Last weekend, I conquered the tile cut around the outlets.

This past weekend, I had the supports for the floating shelves to deal with.


I wish I could say I planned it--(I'm just having good DIY
karma right now--but the support rods almost all fell perfectly
on the edges of tile so I could just cut around them.

You'll notice the little stripes on the ends
of the tile.  That's some kind of plastic or hot glue that gets
added to prevent the tile from scratching in shipping.
They pop off really easily with the putty knife.


These half circles were fairly easily to clean out with the wet saw.




Not perfect but the shelves will cover my errors.


There was only one place where the rod fell right in the
middle of a tile.  They do make diamond-edge hole cutters
that fit on your drill but for $27 I thought I'd try this.

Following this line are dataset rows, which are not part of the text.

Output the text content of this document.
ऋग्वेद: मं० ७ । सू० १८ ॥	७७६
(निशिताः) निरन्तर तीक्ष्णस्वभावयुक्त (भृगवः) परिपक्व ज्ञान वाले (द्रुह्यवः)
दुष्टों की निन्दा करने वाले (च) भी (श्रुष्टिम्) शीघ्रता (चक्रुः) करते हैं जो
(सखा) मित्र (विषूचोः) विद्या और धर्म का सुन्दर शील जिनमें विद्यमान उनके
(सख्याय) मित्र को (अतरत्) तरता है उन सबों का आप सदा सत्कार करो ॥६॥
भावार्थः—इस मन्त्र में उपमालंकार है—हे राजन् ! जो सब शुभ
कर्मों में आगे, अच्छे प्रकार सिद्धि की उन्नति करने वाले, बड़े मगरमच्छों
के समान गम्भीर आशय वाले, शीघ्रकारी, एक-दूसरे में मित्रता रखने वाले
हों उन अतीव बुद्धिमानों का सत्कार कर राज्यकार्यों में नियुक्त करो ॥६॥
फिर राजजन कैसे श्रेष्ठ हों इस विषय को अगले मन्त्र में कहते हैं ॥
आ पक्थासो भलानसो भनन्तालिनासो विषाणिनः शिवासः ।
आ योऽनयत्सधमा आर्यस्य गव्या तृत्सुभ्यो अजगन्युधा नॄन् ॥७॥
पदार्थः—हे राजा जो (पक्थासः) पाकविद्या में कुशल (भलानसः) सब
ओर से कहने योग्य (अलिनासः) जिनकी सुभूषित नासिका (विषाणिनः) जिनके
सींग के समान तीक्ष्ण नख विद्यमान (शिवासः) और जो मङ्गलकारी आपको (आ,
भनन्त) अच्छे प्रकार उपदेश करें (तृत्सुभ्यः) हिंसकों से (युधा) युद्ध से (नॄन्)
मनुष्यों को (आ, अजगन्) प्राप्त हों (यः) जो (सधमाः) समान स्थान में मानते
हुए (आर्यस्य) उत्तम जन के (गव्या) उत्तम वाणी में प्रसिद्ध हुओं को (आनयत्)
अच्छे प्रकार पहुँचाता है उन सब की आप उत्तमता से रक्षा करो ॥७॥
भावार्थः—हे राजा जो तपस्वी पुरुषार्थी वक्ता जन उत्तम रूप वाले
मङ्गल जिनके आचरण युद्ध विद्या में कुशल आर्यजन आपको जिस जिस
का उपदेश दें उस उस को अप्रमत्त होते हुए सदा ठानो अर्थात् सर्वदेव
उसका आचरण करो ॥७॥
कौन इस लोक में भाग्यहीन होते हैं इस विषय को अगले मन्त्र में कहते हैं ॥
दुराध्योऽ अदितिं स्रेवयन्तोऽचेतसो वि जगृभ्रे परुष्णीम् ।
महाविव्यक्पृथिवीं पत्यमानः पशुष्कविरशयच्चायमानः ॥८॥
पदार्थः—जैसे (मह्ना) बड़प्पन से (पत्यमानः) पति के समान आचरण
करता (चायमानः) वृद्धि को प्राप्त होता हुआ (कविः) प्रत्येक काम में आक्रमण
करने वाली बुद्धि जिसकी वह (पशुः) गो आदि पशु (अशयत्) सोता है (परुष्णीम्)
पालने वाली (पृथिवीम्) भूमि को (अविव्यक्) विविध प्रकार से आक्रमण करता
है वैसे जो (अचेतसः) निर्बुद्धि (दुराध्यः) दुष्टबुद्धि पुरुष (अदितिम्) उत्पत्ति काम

I cut the tile horizontally and then cut the hole in the center
of the cut.  It's not pretty the shelf covers it so who will know?
And I saved $27!


Another thing I found really helpful was drawing two
vertical lines that marked the placement of my first
whole tile in each row.  Such a time saver.



I'm really loving the reflection of light off the tile.
It really makes the kitchen feel brighter and larger.


As I got close to the ceiling, I decided to put in another
row of the cigar/pencil tile almost like a picture rail.
It was a spur of the moment decision but I think it
makes everything look very well planned.

For those of you that said I should leave the shelves
unpainted, I also see that possibility...but not this wood.
If I wanted to go that route, I'd look for some boards that
were a little more rustic.  Maybe I can have two sets
of shelves:  Spring/summer and fall/winter shelves.



 

I can't remember if I showed you the hardware I picked
out for the cabinets.  It's all from Restoration Hardware.
The pulls on the left are the Bistro Pulls, the round knob
is the Season Knob and the bin pull is called the
Ornate Square Pull, all in oil rubbed bronze.


The Bistro Pulls are used on the top drawers above
cabinets, and the knobs are on the cabinet doors.


The bin pulls were added to the old bin drawers.

I haven't yet painted the old bin drawers.  Once the new
hardware was added, it transformed them.  I'm kind
of liking them unpainted.  It's a little quirkier which is very me.

I do wish the two sets of bin drawers were a little farther apart
so the unpainted wood was better distributed around the room.
But I have to live with them like this for now.